One of the animals the kids did perk up for was the giraffe, and I do mean that in the singular. He was enjoying his afternoon grazing among the trees in his paddock. He did show some of that gracefulness you see in the nature documentaries on giraffes, but then you realize they are social animals so his singularity is disheartening. But then again, most of the exhibits have only one specimen. This was particularly said for the one chimpanzee who sat looking rather forlorn on his island. There were a couple of sacred baboons, one male with one female. The male did come over to see us out of curiosity. Deb thought he saw me as a threat. Get outta here, ya big baboon! George, George, George of the Jungle, watch out for that tree! Well we finally got the roundup to the train station that was every bit of the image of some remote Indian village station in miniature. There were vendors nearby, it was dusty, the train was ancient and decrepit, and the tracks, I had noted, went over some bridges that appeared to lack adequate support. But throwing caution to the wind, we piled our troop on board. The last car was filled with either an extended Muslim family or a Muslim school outing. It was very hard to tell. But they certainly were having a great time singing and waving to the bystanders. Deb had seven of the children in one compartment and the remainder was two compartments behind. The train wound its way around the zoo and finally came back to the station. Our team leader was nearby as we piled out. Deb suggested that we get our group ice cream from on the vendors, but the team leader wanted to start assembling the groups back as it was nearly time to go, even though we were on IST. Each of the Novartis teams finally reassembled with a full complement of kids. We said our farewells to our group. The teachers made a final head count, and ran a gauntlet of vendors hawking everything from bubbles to bangles and beads. Hey Rogers and Hammerstein must have been here.
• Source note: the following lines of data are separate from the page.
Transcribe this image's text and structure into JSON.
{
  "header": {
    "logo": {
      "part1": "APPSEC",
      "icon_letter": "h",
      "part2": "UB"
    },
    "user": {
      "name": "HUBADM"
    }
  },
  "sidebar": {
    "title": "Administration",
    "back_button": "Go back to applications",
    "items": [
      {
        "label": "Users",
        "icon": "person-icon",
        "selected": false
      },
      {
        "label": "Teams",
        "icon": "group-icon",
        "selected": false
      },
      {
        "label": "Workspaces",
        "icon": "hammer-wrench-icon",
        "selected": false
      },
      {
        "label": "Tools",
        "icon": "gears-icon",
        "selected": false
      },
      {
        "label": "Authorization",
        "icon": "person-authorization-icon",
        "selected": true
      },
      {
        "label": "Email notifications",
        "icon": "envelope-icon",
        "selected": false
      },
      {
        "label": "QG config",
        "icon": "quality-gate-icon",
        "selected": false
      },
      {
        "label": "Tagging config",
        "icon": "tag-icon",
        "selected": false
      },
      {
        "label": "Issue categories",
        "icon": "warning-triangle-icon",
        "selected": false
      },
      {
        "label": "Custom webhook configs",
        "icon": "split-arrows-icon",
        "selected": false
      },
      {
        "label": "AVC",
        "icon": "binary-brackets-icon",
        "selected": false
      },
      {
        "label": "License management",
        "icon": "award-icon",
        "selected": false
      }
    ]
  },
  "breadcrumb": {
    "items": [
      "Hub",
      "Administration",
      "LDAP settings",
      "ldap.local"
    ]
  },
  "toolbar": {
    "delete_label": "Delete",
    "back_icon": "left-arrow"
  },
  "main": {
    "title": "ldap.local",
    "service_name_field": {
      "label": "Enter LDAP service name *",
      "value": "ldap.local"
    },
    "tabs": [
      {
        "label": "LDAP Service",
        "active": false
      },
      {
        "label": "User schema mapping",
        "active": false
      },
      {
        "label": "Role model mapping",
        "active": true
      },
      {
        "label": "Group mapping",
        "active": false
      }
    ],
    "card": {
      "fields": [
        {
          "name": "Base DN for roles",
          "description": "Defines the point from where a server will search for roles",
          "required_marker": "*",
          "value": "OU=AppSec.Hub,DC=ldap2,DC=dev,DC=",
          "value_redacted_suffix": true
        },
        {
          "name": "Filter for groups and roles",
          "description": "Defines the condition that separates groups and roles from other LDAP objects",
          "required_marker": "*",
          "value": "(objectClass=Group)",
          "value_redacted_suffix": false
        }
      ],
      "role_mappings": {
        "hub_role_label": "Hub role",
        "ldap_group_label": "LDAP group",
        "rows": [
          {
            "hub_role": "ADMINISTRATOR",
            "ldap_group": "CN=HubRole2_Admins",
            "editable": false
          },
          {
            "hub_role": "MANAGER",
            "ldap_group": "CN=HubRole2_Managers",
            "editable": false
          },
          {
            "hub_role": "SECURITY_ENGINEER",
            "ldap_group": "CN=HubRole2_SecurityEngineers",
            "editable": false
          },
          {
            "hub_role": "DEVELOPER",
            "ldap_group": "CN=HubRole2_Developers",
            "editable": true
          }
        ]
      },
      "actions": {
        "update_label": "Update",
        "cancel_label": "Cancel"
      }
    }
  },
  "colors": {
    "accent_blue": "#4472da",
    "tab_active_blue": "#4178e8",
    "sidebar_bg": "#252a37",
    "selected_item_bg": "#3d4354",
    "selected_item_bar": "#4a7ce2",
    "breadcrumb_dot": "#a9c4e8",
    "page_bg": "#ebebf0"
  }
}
Oh, Deb just reminded me it was baubles, not bubbles and it was the Levant, not Hyderabad. Now on the latter point, I contend that you could use local content to paint a cogent portrait. But I digress.
Our team leader assembled the Novartis Jawaharlal together for a debriefing, TGRs and TGWs. Good process improvement initiative. More TGRs than TGWs, and improvements will continue. He invited us all back for next month’s event. Deb had a good suggestion and sent it along this morning: nametags for the Jawaharlal members. It was hard enough with the kids’ names trying to learn all the Novartis people was a degree of difficulty on top of that without a scorecard.
Anyhow, we have been invited to visit Vinod Reddy and his family in Secunderabad this afternoon before we go to mass. We should have some interesting stuff from that. Talk to you soon.